According to Canadian Running magazine’s onsite reporting, Robbins missed the cut-off for the 60-hour race by six seconds, and arrived at the finish line from the wrong direction.

John Kelly from Washington, D.C., became the 15th finisher in the race’s history, completing the course in 59 hours and 30 minutes.

The diabolical ultra-marathon involves completing five loops of a course set through thick brush in Frozen Head State Park in Tennessee, a total distance that equals at least 100 miles. The full course contains an elevation gain that is approximately equivalent to climbing Mount Everest twice.  

Video posted on the Canadian Running website shows Robbins sprinting to touch the famous “yellow gate” that marks the end of the course and collapsing to the ground. Robbins had collected all of the book pages that are used to mark progress on the course but got disoriented in fog and snow near the end of the final loop.

“I took the wrong side of the mountain in the fog,” Robbins can be heard explaining. “I went the wrong way.” Race organizers at the finish line indicated that even if Robbins had made the 60-hour cut-off he would not have been an official finisher because he did not arrive by the correct trail.

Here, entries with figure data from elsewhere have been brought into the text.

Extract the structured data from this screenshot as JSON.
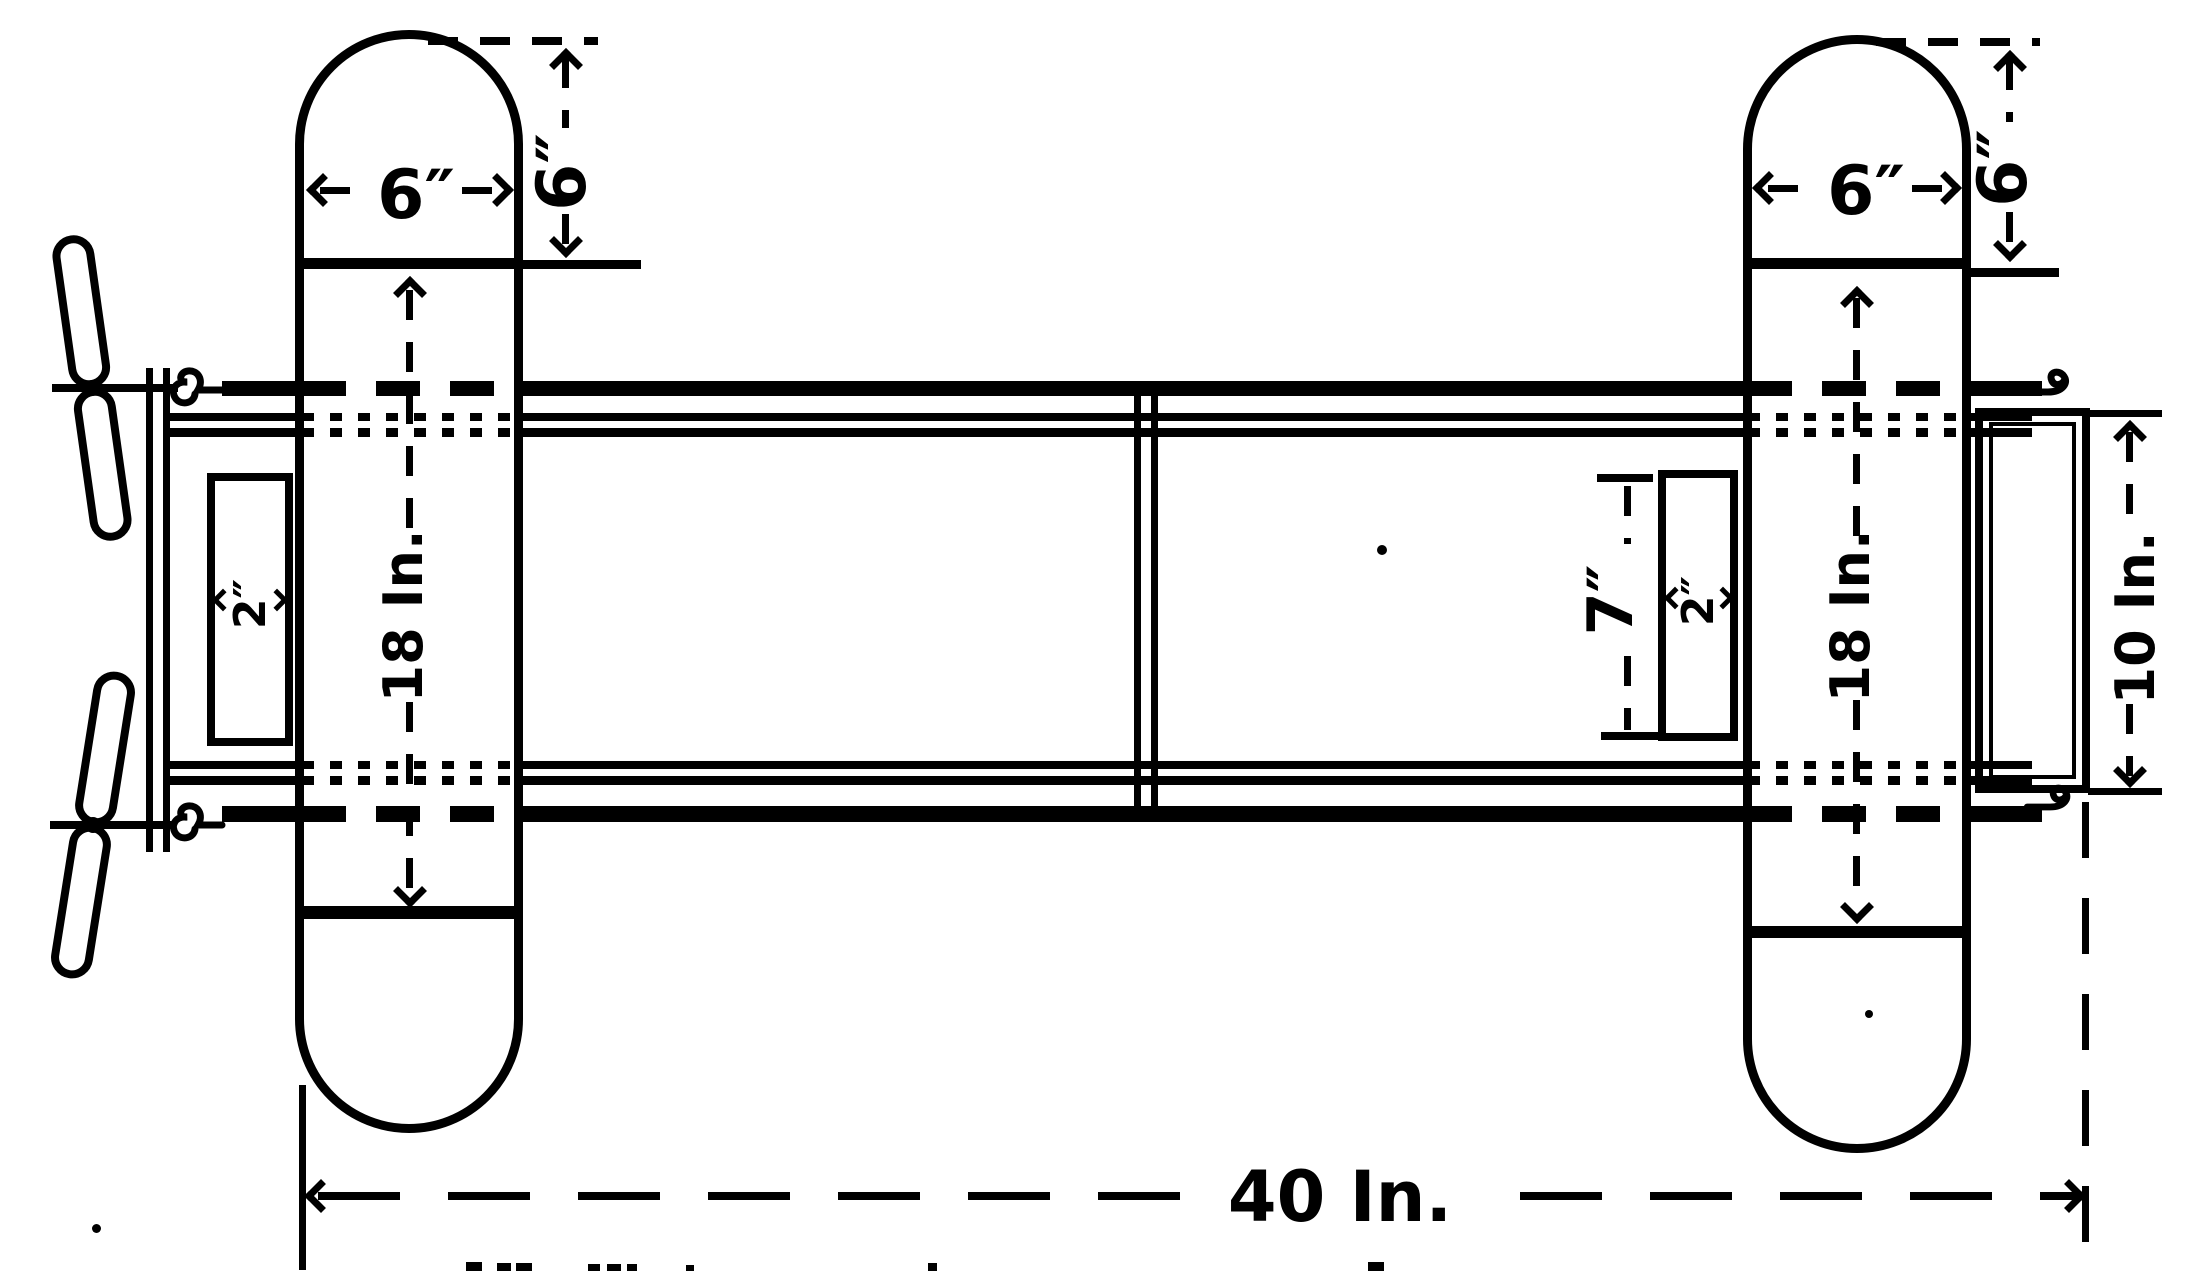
{
  "drawing": {
    "description": "Plan view working drawing of a twin-pusher model aeroplane frame",
    "ink_color": "#000000",
    "paper_color": "#ffffff",
    "left_plane": {
      "chord_label": "6″",
      "tip_label": "6″",
      "span_label": "18 In.",
      "block_label": "2″"
    },
    "right_plane": {
      "chord_label": "6″",
      "tip_label": "6″",
      "span_label": "18 In.",
      "block_label": "2″",
      "strut_gap_label": "7″"
    },
    "elevator": {
      "span_label": "10 In."
    },
    "overall": {
      "length_label": "40 In."
    }
  }
}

Robbins, a highly decorated ultra-marathoner, first attempted the race last year and finished 4½  laps before a navigation error made it impossible for him to complete the course in the allotted time. It was the best ever finish for a Canadian racer and third best for a rookie.

At the conclusion of this year’s race Robbins was once again serenaded by a bugler playing “Taps,” a tradition carried out for all who fail to finish the race.